Interested in theories of learning and inference and in particular in developing an understanding of how learning supports other high level cognitive tasks. Dan Roth received his Ph.D. in Computer Science from Harvard University in 1994. From 1981 until 1990 he was a software engineer and researcher for the Israeli Defense Forces -- R&D Unit and is now on the faculty at the Weizmann institute of Science, Israel.
State-of-the-art Data Mining technology offers a toolbox of algorithms and techniques developed for precisely defined applications. The usage of data mining technology requires therefore an intimate knowledge of this field. The KESO-project will develop a data mining system that is applicable for a wide variety of data mining problems by domain experts rather than data mining specialists. In the first part I will present an overview of the current state-of-the-art in data mining. The second part presents an overview of the KESO project: what are the concepts underlying its ``inductive query language'', how is it related to current algorithms, and how can it be implemented efficiently?

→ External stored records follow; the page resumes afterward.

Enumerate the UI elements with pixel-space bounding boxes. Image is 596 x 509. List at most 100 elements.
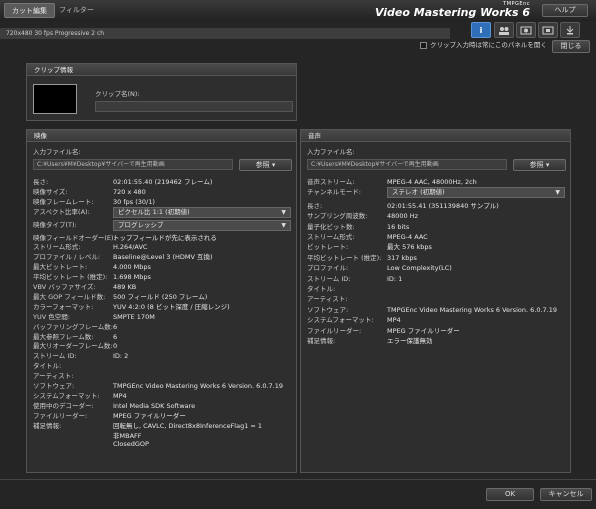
video-prop-value: SMPTE 170M [113, 312, 155, 321]
audio-header: 音声 [301, 130, 570, 142]
audio-prop-label: ストリーム ID: [307, 274, 351, 283]
auto-open-option[interactable]: クリップ入力時は常にこのパネルを開く [420, 41, 547, 50]
dropdown-value: ピクセル比 1:1 (初期値) [118, 207, 190, 216]
audio-browse-button[interactable]: 参照 ▾ [513, 159, 566, 171]
video-prop-label: 映像フレームレート: [33, 197, 94, 206]
audio-prop-label: 長さ: [307, 201, 323, 210]
audio-input-path[interactable]: C:¥Users¥M¥Desktop¥サイバーで再生用動画 [307, 159, 507, 170]
audio-prop-value: 48000 Hz [387, 212, 419, 221]
audio-settings-icon[interactable] [538, 22, 558, 38]
audio-prop-value: MP4 [387, 316, 401, 325]
audio-prop-label: 音声ストリーム: [307, 178, 355, 186]
audio-prop-dropdown[interactable]: ステレオ (初期値) ▼ [387, 187, 565, 199]
audio-prop-value: 最大 576 kbps [387, 243, 432, 252]
video-prop-value: 6 [113, 322, 118, 331]
video-prop-label: 平均ビットレート (推定): [33, 273, 108, 282]
video-browse-button[interactable]: 参照 ▾ [239, 159, 292, 171]
video-prop-label: 映像フィールドオーダー(E): [33, 233, 116, 242]
audio-prop-label: タイトル: [307, 285, 336, 293]
video-prop-label: 最大リオーダーフレーム数: [33, 342, 113, 351]
chevron-down-icon: ▾ [271, 161, 276, 169]
video-input-path[interactable]: C:¥Users¥M¥Desktop¥サイバーで再生用動画 [33, 159, 233, 170]
video-prop-value: トップフィールドが先に表示される [113, 233, 217, 242]
tab-cut-edit[interactable]: カット編集 [4, 3, 55, 18]
video-prop-value: MPEG ファイルリーダー [113, 411, 186, 420]
audio-prop-value: エラー保護無効 [387, 337, 433, 345]
cancel-button[interactable]: キャンセル [540, 488, 592, 501]
group-icon[interactable] [494, 22, 514, 38]
video-prop-label: システムフォーマット: [33, 391, 100, 400]
audio-panel: 音声 入力ファイル名: C:¥Users¥M¥Desktop¥サイバーで再生用動… [300, 129, 571, 473]
video-prop-label: タイトル: [33, 362, 62, 371]
video-prop-label: 最大 GOP フィールド数: [33, 292, 106, 301]
ok-button[interactable]: OK [486, 488, 534, 501]
video-prop-value: 4.000 Mbps [113, 263, 151, 272]
video-prop-value: Baseline@Level 3 (HDMV 互換) [113, 253, 213, 262]
audio-prop-value: MPEG-4 AAC [387, 233, 428, 241]
video-prop-label: VBV バッファサイズ: [33, 283, 96, 291]
clip-thumbnail [33, 84, 77, 114]
video-settings-icon[interactable] [516, 22, 536, 38]
clip-info-panel: クリップ情報 クリップ名(N): [26, 63, 297, 121]
audio-prop-value: ID: 1 [387, 274, 403, 283]
audio-prop-label: 平均ビットレート (推定): [307, 253, 382, 262]
video-prop-label: ストリーム ID: [33, 352, 77, 361]
video-prop-value: 489 KB [113, 283, 137, 291]
close-button[interactable]: 閉じる [552, 40, 590, 53]
audio-prop-value: 317 kbps [387, 253, 417, 262]
audio-prop-label: ファイルリーダー: [307, 326, 362, 335]
audio-prop-label: ソフトウェア: [307, 305, 349, 314]
info-icon[interactable]: i [471, 22, 491, 38]
audio-prop-value: MPEG ファイルリーダー [387, 326, 460, 335]
audio-prop-value: MPEG-4 AAC, 48000Hz, 2ch [387, 178, 477, 186]
audio-prop-label: チャンネルモード: [307, 188, 361, 197]
video-prop-label: カラーフォーマット: [33, 302, 94, 311]
video-prop-value: Intel Media SDK Software [113, 401, 196, 410]
video-prop-value: 回転無し, CAVLC, Direct8x8InferenceFlag1 = 1 [113, 421, 263, 430]
video-prop-value: TMPGEnc Video Mastering Works 6 Version.… [113, 382, 284, 390]
help-button[interactable]: ヘルプ [542, 4, 588, 17]
info-bar: 720x480 30 fps Progressive 2 ch [0, 28, 450, 39]
video-prop-label: 補足情報: [33, 421, 62, 430]
video-prop-label: 最大参照フレーム数: [33, 332, 94, 341]
chevron-down-icon: ▼ [555, 189, 560, 197]
export-icon[interactable] [560, 22, 580, 38]
video-prop-value: 720 x 480 [113, 187, 146, 196]
dropdown-value: プログレッシブ [118, 220, 164, 229]
auto-open-checkbox[interactable] [420, 41, 427, 49]
audio-prop-label: システムフォーマット: [307, 316, 374, 325]
audio-prop-value: 02:01:55.41 (351139840 サンプル) [387, 201, 499, 210]
app-logo: TMPGEnc Video Mastering Works 6 [375, 1, 530, 19]
audio-prop-label: ストリーム形式: [307, 233, 355, 241]
video-prop-value: 6 [113, 332, 118, 341]
video-header: 映像 [27, 130, 296, 142]
video-prop-value: 500 フィールド (250 フレーム) [113, 292, 208, 301]
video-prop-label: プロファイル / レベル: [33, 253, 101, 262]
video-prop-label: バッファリングフレーム数: [33, 322, 113, 331]
video-prop-label: 最大ビットレート: [33, 263, 88, 272]
video-prop-value: 0 [113, 342, 118, 351]
video-prop-label: 長さ: [33, 178, 49, 186]
video-prop-label: ファイルリーダー: [33, 411, 88, 420]
video-prop-label: ストリーム形式: [33, 243, 81, 252]
audio-prop-label: 補足情報: [307, 337, 336, 345]
video-prop-label: 使用中のデコーダー: [33, 401, 94, 410]
tab-filter[interactable]: フィルター [52, 3, 101, 18]
video-prop-value: 02:01:55.40 (219462 フレーム) [113, 178, 213, 186]
video-prop-dropdown[interactable]: ピクセル比 1:1 (初期値) ▼ [113, 206, 291, 218]
video-prop-label: YUV 色空間: [33, 312, 70, 321]
chevron-down-icon: ▼ [281, 221, 286, 229]
video-input-label: 入力ファイル名: [33, 148, 81, 156]
audio-prop-value: Low Complexity(LC) [387, 264, 452, 273]
brand-large: Video Mastering Works 6 [374, 6, 530, 19]
video-prop-value: MP4 [113, 391, 127, 400]
video-prop-label: アスペクト比率(A): [33, 207, 90, 216]
audio-prop-value: TMPGEnc Video Mastering Works 6 Version.… [387, 305, 558, 314]
clip-info-header: クリップ情報 [27, 64, 296, 76]
audio-prop-label: アーティスト: [307, 295, 348, 304]
clip-name-input[interactable] [95, 101, 293, 112]
video-extra-info-line: ClosedGOP [113, 440, 149, 448]
video-prop-label: ソフトウェア: [33, 382, 75, 390]
audio-prop-label: サンプリング周波数: [307, 212, 368, 221]
video-prop-dropdown[interactable]: プログレッシブ ▼ [113, 219, 291, 231]
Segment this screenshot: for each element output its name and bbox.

Arno Siebes received his his Ph.D. in Computer Science in 1990 from Twente University. His research interests are the semantics of Object-Oriented databases, the integration of database schema's, active databases, and data mining. Currently he leads both the data mining project at CWI and the ESPRIT-IV project KESO.
Kolmogorov complexity is a modern notion of randomness dealing with the quantity of information in individual objects. A new mathematical proof technique was developed, now known as the `incompressibility method'. The incompressibility method is a basic general technique such as the `pidgeon hole' argument, `the counting method' or the `probabilistic method'. Kolmogorov complexity was proposed by A.N. Kolmogorov to quantify the randomness of individual objects in an objective and absolute manner. Likewise, the Kolmogorov complexity of an object is a form of absolute information of the individual object. Applications of Kolmogorov complexity by us and others have been given in a plethora of areas.
Paul Vitanyi heads the Algorithms and Complexity research group at CWI, and is Professor of Computer Science at the University of Amsterdam He is a member of the Dutch Institute for Programming research and Algorithmics (IPA), and the Institute for Logic, Language and Computation (ILLC) and the Dutch Graduate School in Logic (OzsL)
Iterative solution methods are very attractive for classes of very large linear systems, for which direct approaches are impractical because of CPU- and computer memory requirements. We will present an overview of a number of related modern iterative methods for the solution of unsymmetric linear systems of equations. Some more attention will be given to modern hybrid methods, such as Bi-CGSTAB, Bi-CGstab(l), and GMRESR. Iterative methods are often used in combination with so-called preconditioning operators (approximations for the inverses of the operator of the system to be solved) in order to speed up convergence. In our lectures we will also discuss general implementation aspects of iterative methods.
Dr. Henk A. van der Vorst is a professor in numerical analysis and computational science in the Mathematical Department of Utrecht University in the Netherlands. He received a Ph.D. in applied mathematics from the University of Utrecht in 1982. His current research interests include iterative solvers for linear systems, large sparse eigenproblems, overdetermined systems, and the design of algorithms for parallel computations.